The typical Oregonian simply does not have this luxury of accounting--either they have the money or they don't. If your bill goes up 10% in one year, you'll be paying 10% more for insurance next year. Furthermore, that unlucky consumer faces a losing battle in catching up to costs. Wages are essentially flat in Oregon, and during this Presidency have even gone down in some cases. But let's be generous and say with COLA they're going up an average of 3% per year. Now compare that to the annual increase in health care costs nationwide, running as high as 10-11% per year, and you'll see what I mean--where's that 7% over and above a wage increase coming from? And for every year that wages lag behind health care costs, the worker will fall further behind in controlling them, being forced to pay the prevailing cost and thus making sacrifices elsewhere in their budget...food? housing? What will they sacrifice?
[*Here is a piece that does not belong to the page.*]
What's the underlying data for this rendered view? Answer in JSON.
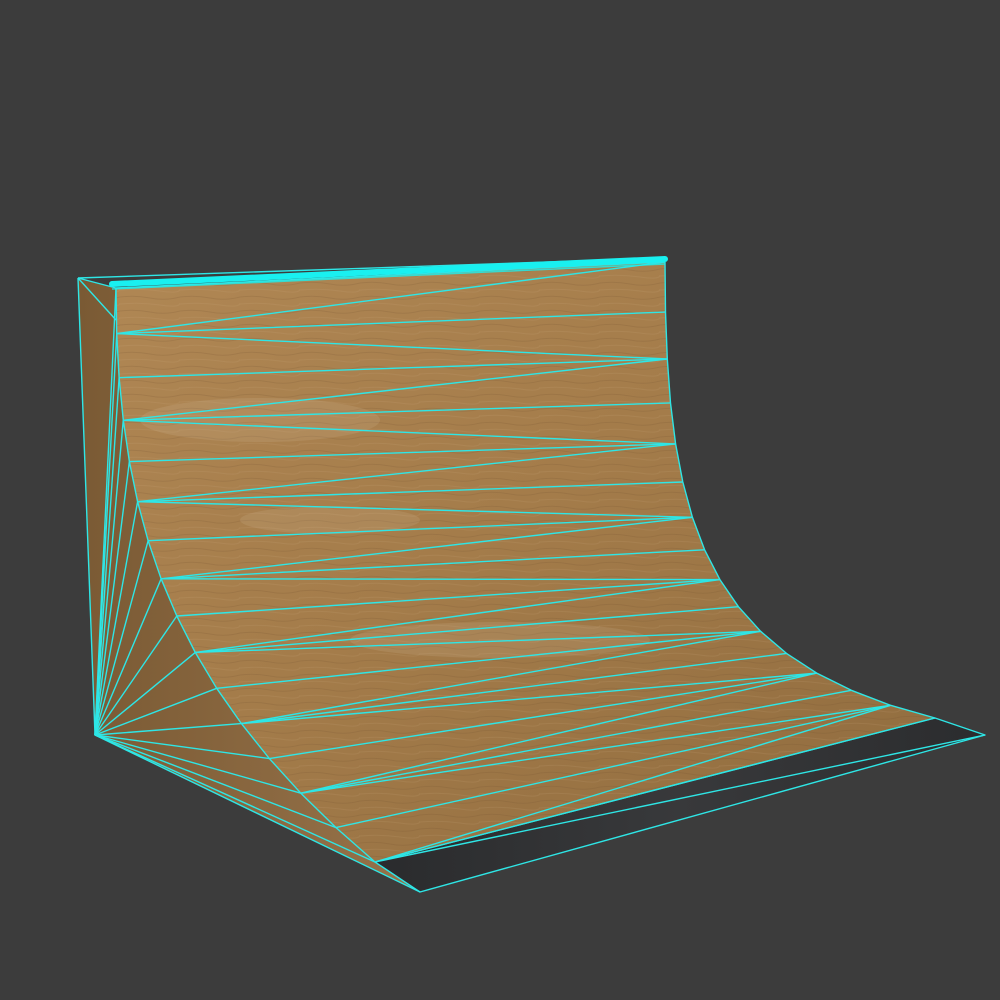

I must say, the response I got to this thorny question were not encouraging--essentially, that no plan can hope to close the gap between wages and health care increases. To which I gulp and reply, "Yes, I know--so how will people cope with that ever-widening gap?" The supporters' answer is that because costs outstripping wages is a truism, the proposal's moderate controlling of costs, combined with the expectation that wages would rise faster because employers would see such savings from not having to pay for health care, works out to be a better deal than the course we're now travelling. It's a reasonably logical argument, but the gap is already so large and seemingly intractable that I definitely worry about people being able to keep up, under this system.
That said, the argument that we must do something
, and soon, is a compelling one--one which makes bogging the proposal down in negative "what if" scenarios a threat to ever getting any kind of movement on health care reform at all. In my many discussions with the Senator and his staff, I haven't totally been persuaded that the Healthy Americans Act produces the best model for reforming health care in the US. That's a problem, because why push for something that may not be the optimal course?
But Wyden makes a strong case that we simply can't afford to wait for ideal solutions, particularly in today's political climate. Single payer as an option is deemed a no-go in the 110th Congress, and who knows how long it might be until some kind of single payer scheme could become acceptable. While costs are a huge consideration, preeminent concern over them may reflect a bias of those who already have coverage, as opposed to those who do not.
By far, the biggest worry for 43 million people is not how much their health care is costing them, but the fact that not having any is making them sick. As with housing, where tis better to be sheltered and destitute than out on the streets with a dollar in your pocket, most people without health care would prefer to get covered first, and THEN worry about how they're going to make ends meet afterwards. And on that basis, it's hard not to see Wyden's audacious plan as a potentially rousing success story.